Idly, someone from #68kMLA did this and they got
great MacBench results, so although there are some quality of life things that aren't so hot, if you need raw performance for, say, rendering something in a video/compositing/3d app, or something graphical that doesn't necessarily involve sound, or you have good control of the sound in some other way, as indicated above.
@jimjimx Did you overclock from 1.25 or 1.42? Those are 250 and 80MHz respectively. It's arguable whether or not it's meaningful. Especially when, as an OS 9 machine, any G3 is "fine".
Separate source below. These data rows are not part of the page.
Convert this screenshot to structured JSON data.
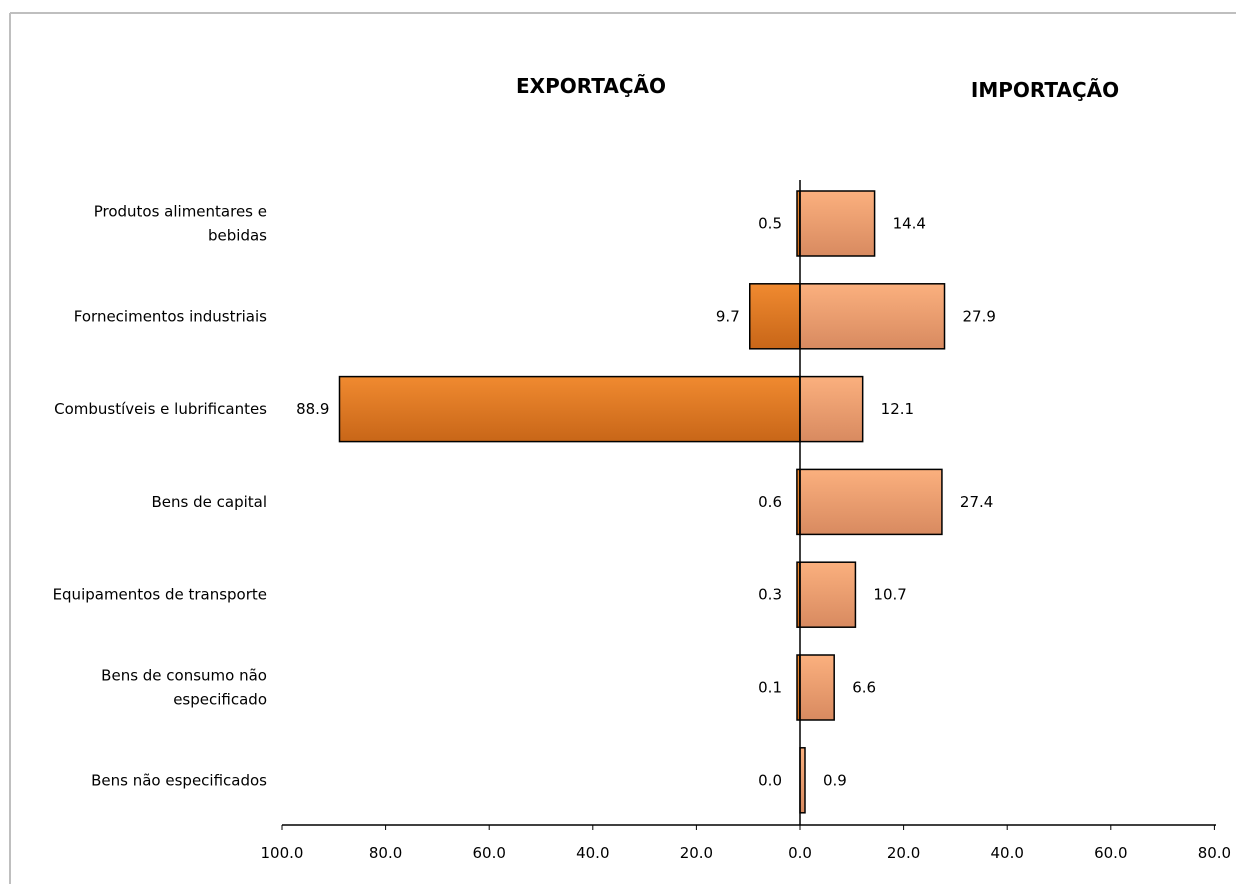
{
  "chart_data": {
    "type": "bar",
    "orientation": "horizontal-diverging",
    "headers": {
      "left": "EXPORTAÇÃO",
      "right": "IMPORTAÇÃO"
    },
    "categories": [
      [
        "Produtos alimentares e",
        "bebidas"
      ],
      [
        "Fornecimentos industriais"
      ],
      [
        "Combustíveis e lubrificantes"
      ],
      [
        "Bens de capital"
      ],
      [
        "Equipamentos de transporte"
      ],
      [
        "Bens de consumo não",
        "especificado"
      ],
      [
        "Bens não especificados"
      ]
    ],
    "series": [
      {
        "values": [
          0.5,
          9.7,
          88.9,
          0.6,
          0.3,
          0.1,
          0.0
        ],
        "side": "left"
      },
      {
        "values": [
          14.4,
          27.9,
          12.1,
          27.4,
          10.7,
          6.6,
          0.9
        ],
        "side": "right"
      }
    ],
    "value_labels": {
      "export": [
        "0.5",
        "9.7",
        "88.9",
        "0.6",
        "0.3",
        "0.1",
        "0.0"
      ],
      "import": [
        "14.4",
        "27.9",
        "12.1",
        "27.4",
        "10.7",
        "6.6",
        "0.9"
      ]
    },
    "x_ticks": [
      "100.0",
      "80.0",
      "60.0",
      "40.0",
      "20.0",
      "0.0",
      "20.0",
      "40.0",
      "60.0",
      "80.0"
    ],
    "xlim": [
      -100,
      80
    ],
    "grid": false,
    "colors": {
      "export": "#e07b2b",
      "import": "#f0a070",
      "border": "#000000"
    }
  }
}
Re 1GB of RAM: That's normal for OS 9. I don't think Apple ever imagined a use case for it, and to be honest, I think they're correct: there's no real use case for over around 256-512 or so megs of ram on Mac OS 9 where, from a technical perspective, you aren't meaningfully better off moving to Mac OS X.
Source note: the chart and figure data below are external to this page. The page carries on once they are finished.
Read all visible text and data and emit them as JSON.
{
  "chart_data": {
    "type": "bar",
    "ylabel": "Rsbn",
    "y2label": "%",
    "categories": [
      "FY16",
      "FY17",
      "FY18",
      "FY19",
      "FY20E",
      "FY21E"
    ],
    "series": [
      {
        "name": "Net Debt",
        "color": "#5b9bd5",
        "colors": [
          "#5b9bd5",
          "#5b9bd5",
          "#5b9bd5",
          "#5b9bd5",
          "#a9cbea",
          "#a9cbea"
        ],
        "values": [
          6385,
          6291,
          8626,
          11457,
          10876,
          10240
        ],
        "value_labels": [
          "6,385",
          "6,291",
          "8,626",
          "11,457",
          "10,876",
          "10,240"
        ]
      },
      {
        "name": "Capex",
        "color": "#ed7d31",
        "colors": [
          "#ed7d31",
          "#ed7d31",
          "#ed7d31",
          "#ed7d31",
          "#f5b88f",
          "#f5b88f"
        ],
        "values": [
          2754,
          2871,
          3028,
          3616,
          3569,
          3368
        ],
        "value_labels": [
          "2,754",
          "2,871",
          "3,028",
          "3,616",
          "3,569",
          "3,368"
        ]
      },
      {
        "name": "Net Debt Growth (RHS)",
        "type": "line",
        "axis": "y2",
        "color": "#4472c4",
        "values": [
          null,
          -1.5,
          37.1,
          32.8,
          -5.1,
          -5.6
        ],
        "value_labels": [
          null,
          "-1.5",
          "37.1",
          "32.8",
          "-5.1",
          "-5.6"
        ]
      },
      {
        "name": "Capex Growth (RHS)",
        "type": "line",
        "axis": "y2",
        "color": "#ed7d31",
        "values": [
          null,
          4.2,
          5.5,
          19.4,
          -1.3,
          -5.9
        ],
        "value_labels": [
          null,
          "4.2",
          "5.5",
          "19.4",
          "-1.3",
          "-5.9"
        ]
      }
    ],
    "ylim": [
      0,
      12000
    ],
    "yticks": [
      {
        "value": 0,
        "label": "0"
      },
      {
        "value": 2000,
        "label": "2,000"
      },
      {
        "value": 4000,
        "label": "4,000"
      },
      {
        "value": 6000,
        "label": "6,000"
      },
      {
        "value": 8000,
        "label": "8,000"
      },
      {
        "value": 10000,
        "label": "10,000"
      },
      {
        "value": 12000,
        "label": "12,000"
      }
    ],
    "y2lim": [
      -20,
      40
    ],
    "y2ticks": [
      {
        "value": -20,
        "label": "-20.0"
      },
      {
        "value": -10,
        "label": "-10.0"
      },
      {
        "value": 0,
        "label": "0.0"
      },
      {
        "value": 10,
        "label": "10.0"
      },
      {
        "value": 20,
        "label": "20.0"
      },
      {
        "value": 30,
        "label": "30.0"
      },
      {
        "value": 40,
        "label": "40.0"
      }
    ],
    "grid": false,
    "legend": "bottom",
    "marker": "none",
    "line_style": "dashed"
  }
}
Having that much won't really hurt anything, I've got a couple OS9 machines with a full gig and they run fine, even though I never need that much, by a long shot.
Overall, a Mac mini would be a good OS9 machine, but in general, if you don't need a powerhouse for period-correct RAW photo batch processing or video work, a Power Macintosh will run '90s software "fine", and most Power Macintoshes (save the first generation, if I remember correctly) aren't yet at the point of needing capacitor work.
That said: A mini is also smaller than most of the other machines, save PowerBooks, which can be troublesome for different reasons.